Originally Posted by
Blythy
Triplexing/Voting works on the assumption that a single failure is unlikely, and a failure that affects two parts simultaneously is therefore extremely unlikely. It does not take into account a single root cause failure (as in the XL airways incident) that affects two parts simultaneously.
As an example, on the Space shuttle, there were four identical computers which voted against each other in the case of discrepancy. However, there was a 5th computer (limited to ascent and reentry only) which was different hardware and different software in the event of something which had the same root cause in the software / hardware.
I think that's the point:
Redundancy is a measure against random faults. Diversity is a measure against systematic faults.
A stone-age sensor which is working perfectly on one type of aircraft (thousands of planes for decades) is now mounted on a modified type and the fault rate went up drastically (350 planes, maybe 500 flights each, 6 failures).
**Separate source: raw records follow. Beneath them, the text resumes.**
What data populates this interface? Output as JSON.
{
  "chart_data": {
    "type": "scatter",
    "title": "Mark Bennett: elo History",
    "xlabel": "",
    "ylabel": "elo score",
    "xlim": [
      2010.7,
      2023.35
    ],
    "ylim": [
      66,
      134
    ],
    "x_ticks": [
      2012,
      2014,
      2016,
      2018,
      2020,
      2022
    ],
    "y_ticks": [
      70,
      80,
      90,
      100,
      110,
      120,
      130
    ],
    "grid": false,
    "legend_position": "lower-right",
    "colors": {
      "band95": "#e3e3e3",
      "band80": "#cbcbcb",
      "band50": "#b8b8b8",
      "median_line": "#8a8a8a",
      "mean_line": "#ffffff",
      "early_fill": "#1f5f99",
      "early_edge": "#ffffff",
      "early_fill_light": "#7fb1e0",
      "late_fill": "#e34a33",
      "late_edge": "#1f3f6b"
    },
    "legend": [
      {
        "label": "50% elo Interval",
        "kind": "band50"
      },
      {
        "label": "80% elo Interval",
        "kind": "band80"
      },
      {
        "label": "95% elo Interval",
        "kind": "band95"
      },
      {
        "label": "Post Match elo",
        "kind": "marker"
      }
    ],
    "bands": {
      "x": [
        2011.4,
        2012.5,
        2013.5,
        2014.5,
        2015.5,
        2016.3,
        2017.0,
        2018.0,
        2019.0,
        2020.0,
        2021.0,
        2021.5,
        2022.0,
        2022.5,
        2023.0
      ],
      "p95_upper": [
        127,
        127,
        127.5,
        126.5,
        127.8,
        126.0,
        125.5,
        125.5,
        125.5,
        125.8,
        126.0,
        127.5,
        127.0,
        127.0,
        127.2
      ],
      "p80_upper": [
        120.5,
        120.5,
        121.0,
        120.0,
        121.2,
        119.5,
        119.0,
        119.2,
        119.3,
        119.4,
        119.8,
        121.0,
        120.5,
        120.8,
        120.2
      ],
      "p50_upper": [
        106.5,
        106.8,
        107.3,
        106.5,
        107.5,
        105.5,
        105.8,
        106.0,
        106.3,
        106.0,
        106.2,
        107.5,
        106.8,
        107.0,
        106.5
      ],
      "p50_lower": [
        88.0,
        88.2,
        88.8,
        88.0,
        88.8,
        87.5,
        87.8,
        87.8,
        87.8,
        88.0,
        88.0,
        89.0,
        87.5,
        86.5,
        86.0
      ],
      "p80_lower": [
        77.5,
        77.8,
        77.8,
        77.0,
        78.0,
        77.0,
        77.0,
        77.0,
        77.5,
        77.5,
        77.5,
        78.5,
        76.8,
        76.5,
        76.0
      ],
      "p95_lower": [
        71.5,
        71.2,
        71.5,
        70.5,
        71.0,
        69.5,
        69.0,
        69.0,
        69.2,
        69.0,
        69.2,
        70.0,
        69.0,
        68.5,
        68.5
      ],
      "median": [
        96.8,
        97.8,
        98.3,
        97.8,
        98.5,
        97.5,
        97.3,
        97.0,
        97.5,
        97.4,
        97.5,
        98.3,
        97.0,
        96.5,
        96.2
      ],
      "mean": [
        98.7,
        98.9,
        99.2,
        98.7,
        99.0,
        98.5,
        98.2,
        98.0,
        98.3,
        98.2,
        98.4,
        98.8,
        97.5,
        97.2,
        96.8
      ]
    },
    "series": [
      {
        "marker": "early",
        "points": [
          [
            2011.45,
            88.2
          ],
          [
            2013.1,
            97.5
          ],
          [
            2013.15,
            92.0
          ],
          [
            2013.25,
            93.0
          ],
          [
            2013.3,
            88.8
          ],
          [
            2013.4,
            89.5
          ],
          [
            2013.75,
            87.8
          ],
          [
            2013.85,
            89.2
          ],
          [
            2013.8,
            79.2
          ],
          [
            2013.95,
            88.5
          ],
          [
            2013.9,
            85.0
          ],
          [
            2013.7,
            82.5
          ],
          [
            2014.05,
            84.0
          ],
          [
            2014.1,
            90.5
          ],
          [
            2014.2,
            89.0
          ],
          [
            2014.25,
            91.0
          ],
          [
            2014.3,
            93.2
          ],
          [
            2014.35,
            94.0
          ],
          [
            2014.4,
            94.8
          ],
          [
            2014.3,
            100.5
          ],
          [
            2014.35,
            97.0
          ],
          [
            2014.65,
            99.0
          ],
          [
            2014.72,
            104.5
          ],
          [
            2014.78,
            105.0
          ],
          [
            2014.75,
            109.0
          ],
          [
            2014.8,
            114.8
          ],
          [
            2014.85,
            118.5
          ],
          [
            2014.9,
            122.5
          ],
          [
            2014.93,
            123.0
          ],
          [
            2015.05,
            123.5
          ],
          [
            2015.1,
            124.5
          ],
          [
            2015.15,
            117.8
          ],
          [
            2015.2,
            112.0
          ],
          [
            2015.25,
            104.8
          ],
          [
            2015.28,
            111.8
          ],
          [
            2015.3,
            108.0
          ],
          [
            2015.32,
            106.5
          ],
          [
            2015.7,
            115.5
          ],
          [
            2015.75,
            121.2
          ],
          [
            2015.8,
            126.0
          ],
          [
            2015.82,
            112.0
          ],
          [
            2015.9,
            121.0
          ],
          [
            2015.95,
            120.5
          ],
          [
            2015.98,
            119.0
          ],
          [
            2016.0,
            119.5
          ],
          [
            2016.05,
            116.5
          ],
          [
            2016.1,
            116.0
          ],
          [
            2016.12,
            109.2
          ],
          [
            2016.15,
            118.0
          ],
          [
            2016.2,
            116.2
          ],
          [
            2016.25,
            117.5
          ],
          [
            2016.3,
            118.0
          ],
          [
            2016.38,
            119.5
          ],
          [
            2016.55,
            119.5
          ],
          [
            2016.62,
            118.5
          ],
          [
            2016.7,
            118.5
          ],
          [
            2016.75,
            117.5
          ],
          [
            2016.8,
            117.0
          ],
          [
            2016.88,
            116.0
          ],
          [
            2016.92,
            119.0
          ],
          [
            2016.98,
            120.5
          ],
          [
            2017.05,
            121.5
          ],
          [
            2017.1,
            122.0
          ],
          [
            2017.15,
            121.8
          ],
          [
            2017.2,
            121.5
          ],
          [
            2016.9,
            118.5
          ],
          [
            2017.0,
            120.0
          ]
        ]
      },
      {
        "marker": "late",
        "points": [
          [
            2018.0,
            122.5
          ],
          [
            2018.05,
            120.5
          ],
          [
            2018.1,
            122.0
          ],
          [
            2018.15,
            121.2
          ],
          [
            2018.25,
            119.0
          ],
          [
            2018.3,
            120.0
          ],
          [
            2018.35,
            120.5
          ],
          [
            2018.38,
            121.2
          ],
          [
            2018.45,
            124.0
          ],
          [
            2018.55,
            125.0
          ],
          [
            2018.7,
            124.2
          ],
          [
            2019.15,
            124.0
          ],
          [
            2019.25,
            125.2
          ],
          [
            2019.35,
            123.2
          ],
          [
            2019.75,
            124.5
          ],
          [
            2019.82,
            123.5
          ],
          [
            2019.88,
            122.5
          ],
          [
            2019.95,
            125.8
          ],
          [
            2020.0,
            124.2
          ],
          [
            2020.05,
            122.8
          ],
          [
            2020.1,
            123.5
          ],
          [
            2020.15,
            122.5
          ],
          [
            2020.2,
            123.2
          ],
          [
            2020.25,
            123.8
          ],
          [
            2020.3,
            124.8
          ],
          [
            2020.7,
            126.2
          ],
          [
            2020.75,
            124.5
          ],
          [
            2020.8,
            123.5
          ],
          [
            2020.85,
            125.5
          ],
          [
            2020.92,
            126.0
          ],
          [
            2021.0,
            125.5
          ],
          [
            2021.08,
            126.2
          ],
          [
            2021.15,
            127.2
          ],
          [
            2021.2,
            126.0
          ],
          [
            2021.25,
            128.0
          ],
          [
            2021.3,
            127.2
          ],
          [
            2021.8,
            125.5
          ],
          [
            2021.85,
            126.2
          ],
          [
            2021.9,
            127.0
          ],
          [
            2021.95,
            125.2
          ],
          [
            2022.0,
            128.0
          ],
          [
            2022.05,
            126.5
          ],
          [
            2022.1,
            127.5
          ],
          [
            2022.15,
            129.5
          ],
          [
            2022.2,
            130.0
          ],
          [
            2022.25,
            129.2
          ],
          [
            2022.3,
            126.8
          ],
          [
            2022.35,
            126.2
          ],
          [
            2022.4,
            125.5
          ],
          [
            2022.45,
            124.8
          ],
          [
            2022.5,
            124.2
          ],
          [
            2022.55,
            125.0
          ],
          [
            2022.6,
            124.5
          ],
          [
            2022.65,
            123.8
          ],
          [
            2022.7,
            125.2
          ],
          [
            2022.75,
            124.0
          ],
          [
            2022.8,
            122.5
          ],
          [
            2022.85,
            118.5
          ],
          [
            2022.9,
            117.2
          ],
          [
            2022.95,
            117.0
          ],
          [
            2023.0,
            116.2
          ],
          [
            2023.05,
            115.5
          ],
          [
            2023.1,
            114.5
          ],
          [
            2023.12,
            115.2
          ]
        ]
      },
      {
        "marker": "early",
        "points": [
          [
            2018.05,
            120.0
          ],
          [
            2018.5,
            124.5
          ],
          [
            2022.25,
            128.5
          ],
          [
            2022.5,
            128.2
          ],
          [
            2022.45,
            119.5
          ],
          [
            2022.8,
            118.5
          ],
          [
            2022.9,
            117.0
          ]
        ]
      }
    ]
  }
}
Or does every old 737 gets new AoA sensors every year because they fail that often?
How can you explain that with statistics?
I would assume that this cannot be explained without a systematic failure (wrong design, production failure) that leads to this drastic increase in failure probability. Especially since the failure mode is always the same in time (before flight) and even magnitude (22.5°).
So how can you now prevent that by redundancy (2 out of 2)? The actual statistics lead to an error every 3000 flights, so even if both sides are independent there is a double fault at least every 850 million flights. With the airplanes ordered that's every 20 years. But since systematic faults may tamper reliability in an unknown way, this calculation is very optimistic...
Limiting the capabilities of MCAS is the bandaid (less trim only once), comparing the sensors is just a gimmick.
And claiming to fix something with a systematic failure without identifying it is...
Oh, and as a safety consultant working at ASIL D (highest automotive level safety) inductive resolvers I can only imagine 2 failure modes which cause such a deviation if usual diagnostics are in place (vector length check, range check...):
a) Electromagnetic interference 'locked' the driving coil resonator on the EMI frequency and is also received by the receiver coils, being then demodulated on the sin/cos output (maybe from the new engines / engine electrical generators...)
b) If the resolver is made with +-45 mechanical deg angle range (360° electrical equal 90° mechanical) and the software is running on a stone-age 80286 without sin/cos coprocessor, an error in table-based sin/cos calculation would exactly result in 90° electrical / 22.5° mechanical angle deviation. Such tables only contain one quadrant of sin/cos and then just switch signs to get the other three.
btw: For the highest automotive safety level you use 2oo2 with a very strict analysis of production / design common cause errors and dependent failure analysis or even 2oo2 on different sensors from different fabs. But to be fair: randomly blocking tires at 100mph is even less controllable than MCAS, therefore it is not completely comparable.